I have mixed feelings about this book.

On the one hand, I think Walden’s ethos and philosophy is largely positive and relatable for me. His views on the appreciation of nature, solitude, and civil life are good and important. I think more people should do the things he recommends.

On the other hand, this book was hard to read. Much harder than I thought it would be. I realized that not many people I know offline and online have read Thoreau’s work. Yes, he is often cited for his subversive views, but how many people today actually do read Walden? I’m sure some people gave up, and I almost did a couple of times.

I liked the content, but I was bored by the style and delivery.

I read this for the Classics Spin and it took me ages. I put it away for nearly a month because it did not engage me. Philosophy in general can be hard to read, but he is sometimes less forthright cut about it than Plato or the Enlightenment philosophers. I think this book would have been improved if there was a plot or more concrete examples. It was as if I was reading a long diary entry in Thoreau’s life. He meanders and his style changed.

Most of this book is not actually about civil disobedience or vegetarianism, it’s largely about nature. Long, overwrought passages on nature. I actually don’t think Thoreau is a bad writer, but there was something incredibly dull about most of this book. Too much waxing poetic. I remember many a number of pages on lakes and ponds and rivers.

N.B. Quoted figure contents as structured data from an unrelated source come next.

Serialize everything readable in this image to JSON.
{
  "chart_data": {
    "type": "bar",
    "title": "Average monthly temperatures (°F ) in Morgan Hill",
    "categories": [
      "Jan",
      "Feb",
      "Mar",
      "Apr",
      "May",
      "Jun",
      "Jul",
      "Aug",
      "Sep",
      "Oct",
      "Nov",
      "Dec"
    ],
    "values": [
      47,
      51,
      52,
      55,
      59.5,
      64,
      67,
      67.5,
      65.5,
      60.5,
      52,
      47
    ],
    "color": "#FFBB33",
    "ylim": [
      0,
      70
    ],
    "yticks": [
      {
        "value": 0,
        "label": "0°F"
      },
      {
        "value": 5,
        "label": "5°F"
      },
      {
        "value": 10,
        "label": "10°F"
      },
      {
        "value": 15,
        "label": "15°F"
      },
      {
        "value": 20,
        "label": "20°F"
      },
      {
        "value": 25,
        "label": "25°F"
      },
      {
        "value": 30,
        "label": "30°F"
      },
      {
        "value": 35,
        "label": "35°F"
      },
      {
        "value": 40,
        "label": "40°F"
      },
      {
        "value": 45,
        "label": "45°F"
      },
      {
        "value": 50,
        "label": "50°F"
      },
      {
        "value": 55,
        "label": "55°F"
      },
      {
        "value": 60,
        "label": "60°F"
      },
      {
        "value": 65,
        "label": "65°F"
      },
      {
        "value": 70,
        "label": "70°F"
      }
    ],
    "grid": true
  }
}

In the beginning of the book, I did find Thoreau was erudite, intelligent and true, but at the same time, I found him florid, pretentious and bourgeois. This was the first 10% of the book, the rest he just talk about nature, solitude, and his neighbors. I am not sure if it was the time frame, but that should not be a problem since I have read so many nineteenth century books, but not necessarily philosophy. There was sometimes a feeling of insincerity in his words or slight arrogance about his knowledge of the world. He was only about 30 when he wrote this and I can see that his relatively young age can have contributed. He had not travelled very much and it shows in this book. I also suspect he was sarcastic at times.

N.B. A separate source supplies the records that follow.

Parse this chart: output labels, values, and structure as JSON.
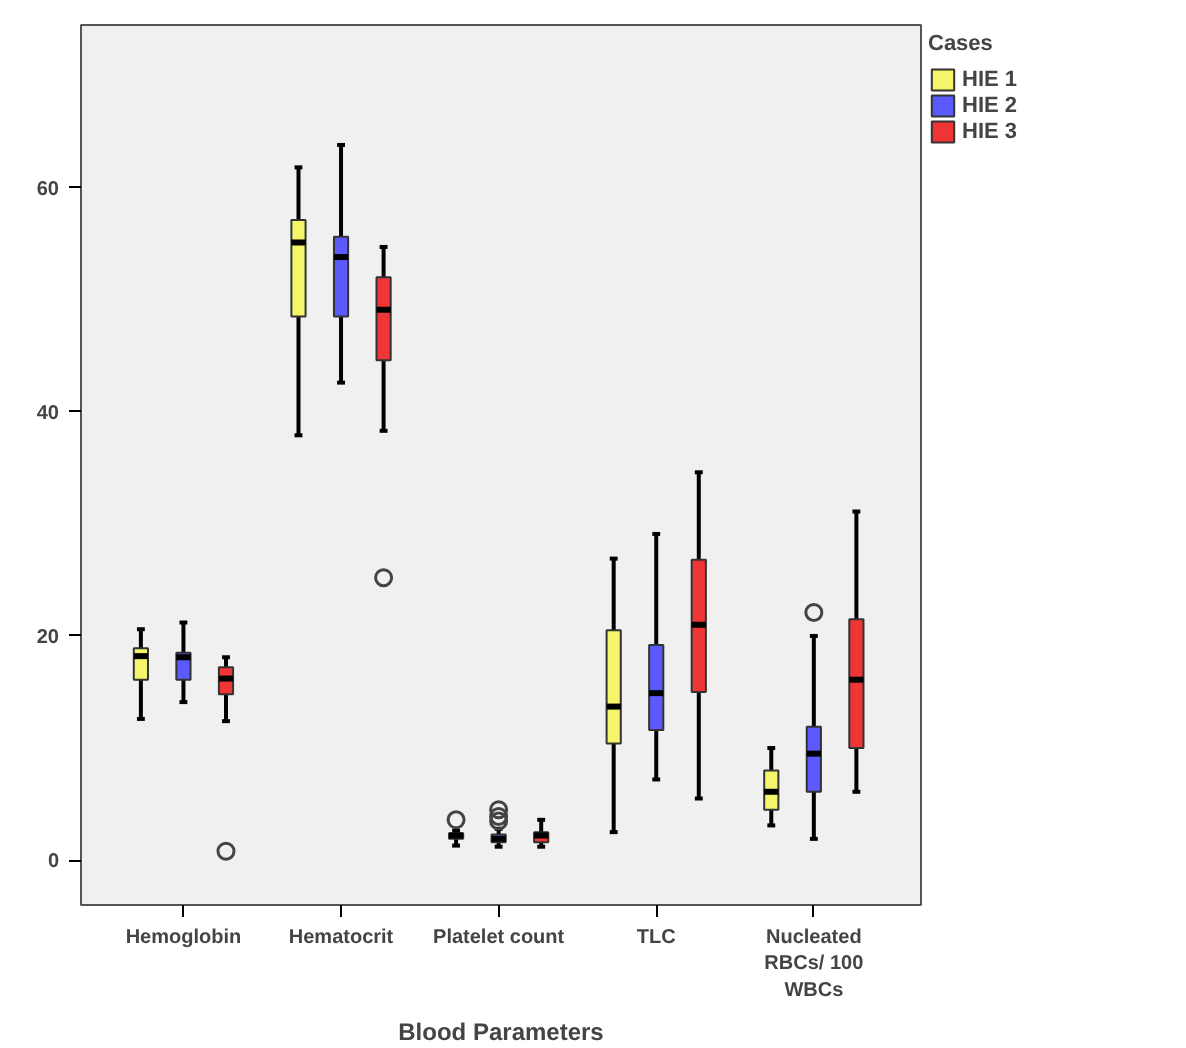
{
  "chart_data": {
    "type": "box",
    "xlabel": "Blood Parameters",
    "legend_title": "Cases",
    "legend": "right",
    "categories": [
      "Hemoglobin",
      "Hematocrit",
      "Platelet count",
      "TLC",
      "Nucleated\nRBCs/ 100\nWBCs"
    ],
    "ylim": [
      -4,
      74.5
    ],
    "yticks": [
      0,
      20,
      40,
      60
    ],
    "series": [
      {
        "name": "HIE 1",
        "color": "#f5f56b",
        "boxes": [
          {
            "low": 12.6,
            "q1": 16.1,
            "median": 18.2,
            "q3": 18.9,
            "high": 20.6
          },
          {
            "low": 37.9,
            "q1": 48.5,
            "median": 55.1,
            "q3": 57.1,
            "high": 61.8
          },
          {
            "low": 1.3,
            "q1": 1.9,
            "median": 2.2,
            "q3": 2.4,
            "high": 2.6,
            "outliers": [
              3.6
            ]
          },
          {
            "low": 2.5,
            "q1": 10.4,
            "median": 13.7,
            "q3": 20.5,
            "high": 26.9
          },
          {
            "low": 3.1,
            "q1": 4.5,
            "median": 6.1,
            "q3": 8.0,
            "high": 10.0
          }
        ]
      },
      {
        "name": "HIE 2",
        "color": "#5a5aff",
        "boxes": [
          {
            "low": 14.1,
            "q1": 16.1,
            "median": 18.1,
            "q3": 18.5,
            "high": 21.2
          },
          {
            "low": 42.6,
            "q1": 48.5,
            "median": 53.8,
            "q3": 55.6,
            "high": 63.8
          },
          {
            "low": 1.2,
            "q1": 1.6,
            "median": 1.9,
            "q3": 2.3,
            "high": 2.8,
            "outliers": [
              3.5,
              3.9,
              4.5
            ]
          },
          {
            "low": 7.2,
            "q1": 11.6,
            "median": 14.9,
            "q3": 19.2,
            "high": 29.1
          },
          {
            "low": 1.9,
            "q1": 6.1,
            "median": 9.5,
            "q3": 11.9,
            "high": 20.0,
            "outliers": [
              22.1
            ]
          }
        ]
      },
      {
        "name": "HIE 3",
        "color": "#ef3535",
        "boxes": [
          {
            "low": 12.4,
            "q1": 14.8,
            "median": 16.2,
            "q3": 17.2,
            "high": 18.1,
            "outliers": [
              0.8
            ]
          },
          {
            "low": 38.3,
            "q1": 44.6,
            "median": 49.1,
            "q3": 52.0,
            "high": 54.7,
            "outliers": [
              25.2
            ]
          },
          {
            "low": 1.2,
            "q1": 1.6,
            "median": 2.2,
            "q3": 2.5,
            "high": 3.6
          },
          {
            "low": 5.5,
            "q1": 15.0,
            "median": 21.0,
            "q3": 26.8,
            "high": 34.6
          },
          {
            "low": 6.1,
            "q1": 10.0,
            "median": 16.1,
            "q3": 21.5,
            "high": 31.1
          }
        ]
      }
    ]
  }
}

Should other people read it? I think parts of the book and certain quotations make provocative reading such as the last section of Civil Disobedience. I think it is also a good book about history and the setting in which he wrote it because Thoreau is clearly intelligent. In terms of reading this for fun, I really do not know many people who should actually enjoy this book.

Or maybe I am blind to how good his prose was, but for me, this was not the most memorable reading experience even though I did agree with Thoreau at times.

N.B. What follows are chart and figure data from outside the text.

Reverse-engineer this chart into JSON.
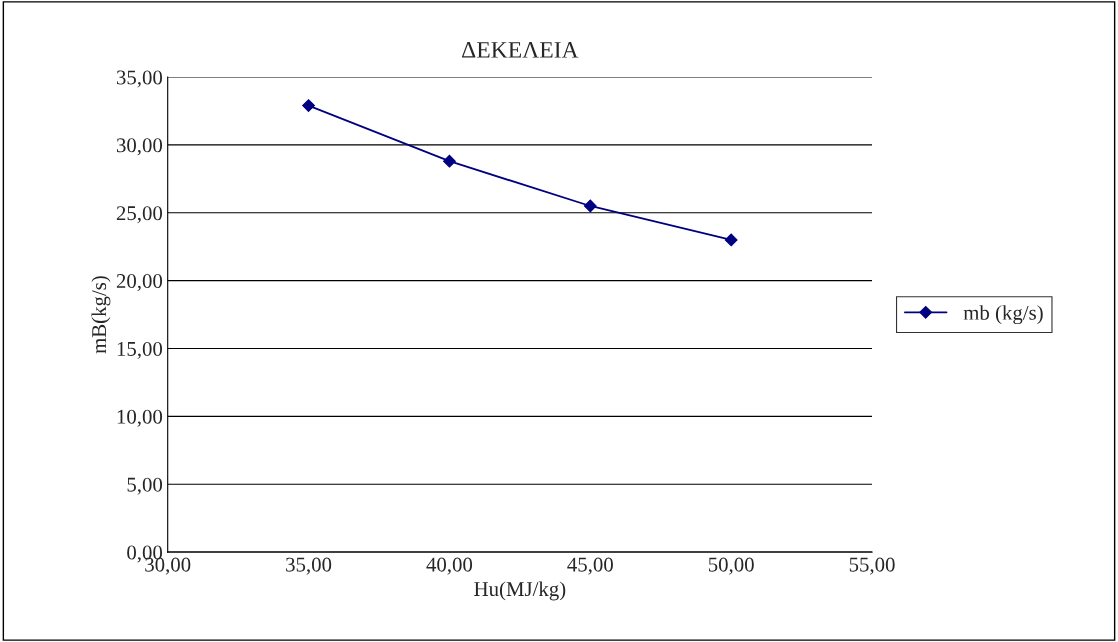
{
  "chart_data": {
    "type": "line",
    "title": "ΔΕΚΕΛΕΙΑ",
    "xlabel": "Hu(MJ/kg)",
    "ylabel": "mB(kg/s)",
    "x": [
      35,
      40,
      45,
      50
    ],
    "series": [
      {
        "name": "mb (kg/s)",
        "color": "#000080",
        "values": [
          32.9,
          28.8,
          25.5,
          23.0
        ]
      }
    ],
    "xlim": [
      30,
      55
    ],
    "ylim": [
      0,
      35
    ],
    "xticks": [
      {
        "value": 30,
        "label": "30,00"
      },
      {
        "value": 35,
        "label": "35,00"
      },
      {
        "value": 40,
        "label": "40,00"
      },
      {
        "value": 45,
        "label": "45,00"
      },
      {
        "value": 50,
        "label": "50,00"
      },
      {
        "value": 55,
        "label": "55,00"
      }
    ],
    "yticks": [
      {
        "value": 0,
        "label": "0,00"
      },
      {
        "value": 5,
        "label": "5,00"
      },
      {
        "value": 10,
        "label": "10,00"
      },
      {
        "value": 15,
        "label": "15,00"
      },
      {
        "value": 20,
        "label": "20,00"
      },
      {
        "value": 25,
        "label": "25,00"
      },
      {
        "value": 30,
        "label": "30,00"
      },
      {
        "value": 35,
        "label": "35,00"
      }
    ],
    "grid": "y",
    "legend": "right",
    "marker": "diamond",
    "line_style": "solid"
  }
}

Read on Kindle from February 27th to April 12th 2013.

5 thoughts on “Walden by Henry David Thoreau

    1. Hi Susan! I’ve read some of Emerson’s poetry and quite like it. I do appreciate and admire Thoreau, but it was slow going through the book. Hope your weekend is going well!

  1. This is one of my favorite books. To each his/her own, right? 🙂 Civil Disobedience is not part of Walden, though it’s often included these days as a separate essay attached to Walden. Walden was a book; Civil Disobedience was a lecture that was titled “Civil Disobedience” posthumously, if I recall.

    1. Hi Mabel! I do remember you saying that when I did my spin post. My copy of the book on Kindle just tacked on the Civil Disobedience essay which was confusing. I do like some parts of the book, but it’s not my favourite book. Still, I don’t regret it and he does have some memorable lines in Walden itself. Thanks!